China’s Strategic Trade Pivot: Why the Future of Global Commerce May Bypass the Dollar


The escalating US-China trade war has reached a critical juncture, with both nations imposing retaliatory tariffs exceeding 100% on key imports. As Washington and Beijing dig in, China is accelerating its shift toward self-sufficiency and alternative trade and monetary systems—a move that could redefine global economic alliances. China’s push for alternatives isn’t new, but it directly challenges the “exorbitant privilege” of the USD-based monetary system, which has long underpinned global trade. Below is a breakdown of the current landscape and what’s next:

1. The Tariff War: By the Numbers

– China’s Retaliation: An additional 50%+ tariff put on all US imports reached a total of now 125%, targeting soybeans, semiconductors, and energy products such as LPG/LNG. Beijing has stated it will “ignore” further US tariff hikes, as American goods are already priced out of the Chinese market.

– US Response: Tariffs on Chinese goods raised to 145%, with a 90-day ‘pause’ for other effected nations and further exempting Chinese exports of smart phones, computers, and other certain electronic products, as US companies like Apple is highly effected.

– Immediate Impact:

  – Agricultural Trade Collapse: US soybean exports to China (21% market share) face substitution by Brazilian suppliers.

  – Tech Decoupling: China’s $11.8B semiconductor imports from the US now can be diverted to Japan/South Korea.

  – Energy Shifts: US propane exports to China (more than 50% of China’s imports) may plummet, forcing reliance on the Middle Eastern suppliers.

Source: Caixin/Galaxy Securities

2. China’s Counterplay: Building Parallel Systems

– Monetary Pivot and the Rise of Alternatives What It Means: From Seniorage to Settlement Sovereignty

For decades, China used its trade surpluses to buy U.S. Treasuries, indirectly financing U.S. deficits. This ‘dollar recycling‘ system is now slowly being phased out. China is increasingly using its foreign reserves for:
Bilateral RMB-based settlements: Through SWAP lines with counterparty Central banks.
Gold accumulation: Reserves up 63% since 2022 (Int. Investment Position of China-SAFE).
Sovereign digital currency pilots: CBDC, e-CNY and mBridge.
Investing in regional trade infrastructures

Because of its diversification strategy, China’s holding of  the foreign currency  assets in its total portfolio has been decreased from 66% in 2004 to 32% in 2024, and direct investments increased from 6% to 31% replacing the dominance of FC holdings.

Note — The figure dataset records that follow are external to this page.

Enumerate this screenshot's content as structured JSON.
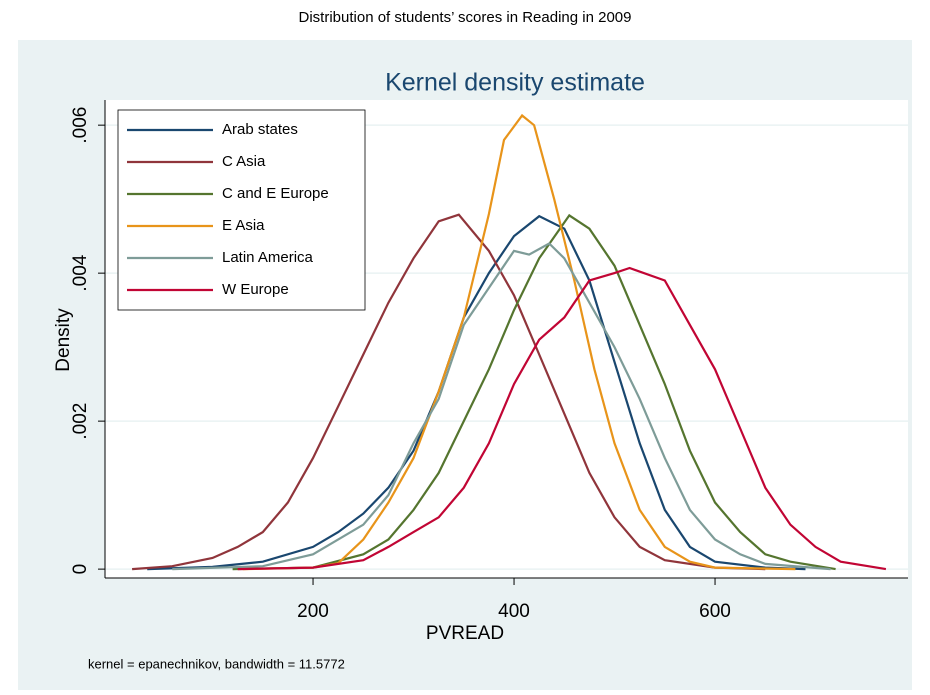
{
  "chart_data": {
    "type": "line",
    "page_title": "Distribution of students’ scores in Reading in 2009",
    "title": "Kernel density estimate",
    "xlabel": "PVREAD",
    "ylabel": "Density",
    "note": "kernel = epanechnikov, bandwidth = 11.5772",
    "xlim": [
      -7,
      792
    ],
    "ylim": [
      -0.00012,
      0.00634
    ],
    "xticks": [
      200,
      400,
      600
    ],
    "yticks": [
      0,
      {
        "value": 0.002,
        "label": ".002"
      },
      {
        "value": 0.004,
        "label": ".004"
      },
      {
        "value": 0.006,
        "label": ".006"
      }
    ],
    "grid": true,
    "legend": "top-left",
    "series": [
      {
        "name": "Arab states",
        "color": "#1a476f",
        "x": [
          35,
          100,
          150,
          200,
          225,
          250,
          275,
          300,
          325,
          350,
          375,
          400,
          425,
          450,
          475,
          500,
          525,
          550,
          575,
          600,
          650,
          690
        ],
        "values": [
          0,
          3e-05,
          0.0001,
          0.0003,
          0.0005,
          0.00075,
          0.0011,
          0.0016,
          0.0024,
          0.0034,
          0.004,
          0.0045,
          0.00477,
          0.0046,
          0.0039,
          0.0028,
          0.0017,
          0.0008,
          0.0003,
          0.0001,
          2e-05,
          0
        ]
      },
      {
        "name": "C Asia",
        "color": "#90353b",
        "x": [
          20,
          60,
          100,
          125,
          150,
          175,
          200,
          225,
          250,
          275,
          300,
          325,
          345,
          375,
          400,
          425,
          450,
          475,
          500,
          525,
          550,
          600,
          650
        ],
        "values": [
          0,
          4e-05,
          0.00015,
          0.0003,
          0.0005,
          0.0009,
          0.0015,
          0.0022,
          0.0029,
          0.0036,
          0.0042,
          0.0047,
          0.00479,
          0.0043,
          0.0037,
          0.0029,
          0.0021,
          0.0013,
          0.0007,
          0.0003,
          0.00012,
          2e-05,
          0
        ]
      },
      {
        "name": "C and E Europe",
        "color": "#55752f",
        "x": [
          120,
          200,
          250,
          275,
          300,
          325,
          350,
          375,
          400,
          425,
          455,
          475,
          500,
          525,
          550,
          575,
          600,
          625,
          650,
          675,
          720
        ],
        "values": [
          0,
          2e-05,
          0.0002,
          0.0004,
          0.0008,
          0.0013,
          0.002,
          0.0027,
          0.0035,
          0.0042,
          0.00478,
          0.0046,
          0.0041,
          0.0033,
          0.0025,
          0.0016,
          0.0009,
          0.0005,
          0.0002,
          0.0001,
          0
        ]
      },
      {
        "name": "E Asia",
        "color": "#e8941a",
        "x": [
          130,
          200,
          225,
          250,
          275,
          300,
          325,
          350,
          375,
          390,
          408,
          420,
          440,
          460,
          480,
          500,
          525,
          550,
          575,
          600,
          680
        ],
        "values": [
          0,
          2e-05,
          8e-05,
          0.0004,
          0.0009,
          0.0015,
          0.0024,
          0.0034,
          0.0048,
          0.0058,
          0.00613,
          0.006,
          0.005,
          0.0039,
          0.0027,
          0.0017,
          0.0008,
          0.0003,
          0.0001,
          2e-05,
          0
        ]
      },
      {
        "name": "Latin America",
        "color": "#7e9c98",
        "x": [
          60,
          150,
          200,
          250,
          275,
          300,
          325,
          350,
          375,
          400,
          415,
          435,
          450,
          475,
          500,
          525,
          550,
          575,
          600,
          625,
          650,
          715
        ],
        "values": [
          0,
          4e-05,
          0.0002,
          0.0006,
          0.001,
          0.0017,
          0.0023,
          0.0033,
          0.0038,
          0.0043,
          0.00425,
          0.0044,
          0.0042,
          0.0036,
          0.003,
          0.0023,
          0.0015,
          0.0008,
          0.0004,
          0.0002,
          7e-05,
          0
        ]
      },
      {
        "name": "W Europe",
        "color": "#c10534",
        "x": [
          125,
          200,
          250,
          275,
          300,
          325,
          350,
          375,
          400,
          425,
          450,
          475,
          500,
          515,
          550,
          575,
          600,
          625,
          650,
          675,
          700,
          725,
          770
        ],
        "values": [
          0,
          2e-05,
          0.00012,
          0.0003,
          0.0005,
          0.0007,
          0.0011,
          0.0017,
          0.0025,
          0.0031,
          0.0034,
          0.0039,
          0.004,
          0.00407,
          0.0039,
          0.0033,
          0.0027,
          0.0019,
          0.0011,
          0.0006,
          0.0003,
          0.0001,
          0
        ]
      }
    ]
  }
}
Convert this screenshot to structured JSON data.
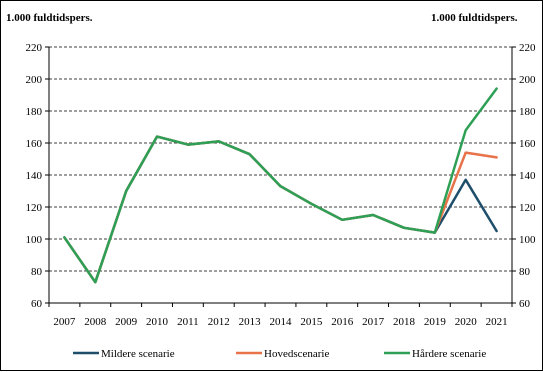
{
  "chart_data": {
    "type": "line",
    "left_axis_unit": "1.000 fuldtidspers.",
    "right_axis_unit": "1.000 fuldtidspers.",
    "ylim": [
      60,
      220
    ],
    "y_ticks": [
      "60",
      "80",
      "100",
      "120",
      "140",
      "160",
      "180",
      "200",
      "220"
    ],
    "y_ticks_right": [
      "60",
      "80",
      "100",
      "120",
      "140",
      "160",
      "180",
      "200",
      "220"
    ],
    "categories": [
      "2007",
      "2008",
      "2009",
      "2010",
      "2011",
      "2012",
      "2013",
      "2014",
      "2015",
      "2016",
      "2017",
      "2018",
      "2019",
      "2020",
      "2021"
    ],
    "grid": true,
    "legend_position": "bottom",
    "series": [
      {
        "name": "Mildere scenarie",
        "color": "#1f4e6b",
        "values": [
          101,
          73,
          130,
          164,
          159,
          161,
          153,
          133,
          122,
          112,
          115,
          107,
          104,
          137,
          105
        ]
      },
      {
        "name": "Hovedscenarie",
        "color": "#e8724a",
        "values": [
          101,
          73,
          130,
          164,
          159,
          161,
          153,
          133,
          122,
          112,
          115,
          107,
          104,
          154,
          151
        ]
      },
      {
        "name": "Hårdere scenarie",
        "color": "#2ea055",
        "values": [
          101,
          73,
          130,
          164,
          159,
          161,
          153,
          133,
          122,
          112,
          115,
          107,
          104,
          168,
          194
        ]
      }
    ]
  }
}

China is phasing out its role in financing US deficits by reducing Treasury holdings (from $1.3T in 2013 to $775B in 2024) the lowest since 2009 and reallocating reserves.

Source: China’s IIP – PBOC, Safe

Previously, U.S. deficits were sustained by foreign buyers (like China) purchasing Treasuries with trade surpluses. This enabled ‘seniorage‘—exchanging printed dollars for real goods. But the rise of RMB-denominated trade, CBDCs, and BRICS cooperation threatens this model.
If global trade flows increasingly avoid the dollar, the U.S. may face:
– Higher borrowing costs
– Reduced global influence in capital markets
– Shift in trade finance architecture

China is also pushing the de-dollarization through  BRICS+ and Commodity Alliances. BRICS members (now expanded to 10 nations) are increasing local currency trade, with China backing commodity-backed exchange mechanisms.

China is also working with the BIS Innovation Hub, Hong Kong, Thailand, UAE, and now Saudi Arabia on mBridge—a cross-border CBDC platform aiming to lower transaction costs and time while reducing reliance on SWIFT. While early figures remain unverified, the strategic intent is clear: China is building a parallel payment architecture.

3. Conclusion

The U.S.-China trade confrontation has transcended tariffs—what we are witnessing is a deeper structural shift in global finance, supply chains, and monetary sovereignty. China’s response is not reactive, but strategic: through the development of CBDCs, bilateral trade agreements, and reserve diversification, it is laying the groundwork for a trade ecosystem less reliant on the U.S. dollar.

China is no longer just adapting to the current system—it is actively reshaping it. By aligning industrial policies (e.g., semiconductor subsidies), digital finance initiatives and geopolitical frameworks like BRICS+, Beijing is positioning itself at the center of a new, multipolar trade and monetary architecture.

4. What’s Next?

– Short-Term: Volatility in energy/agricultural markets; US exporters scramble for new buyers (Europe/Latin America).

– Mid-Term: China’s domestic semiconductor/agricultural output rises; CBDC adoption accelerates in Global South.

– Long-Term: A bifurcated trade system emerges—US-centric vs. China-led blocs—with competing tech/currency standards.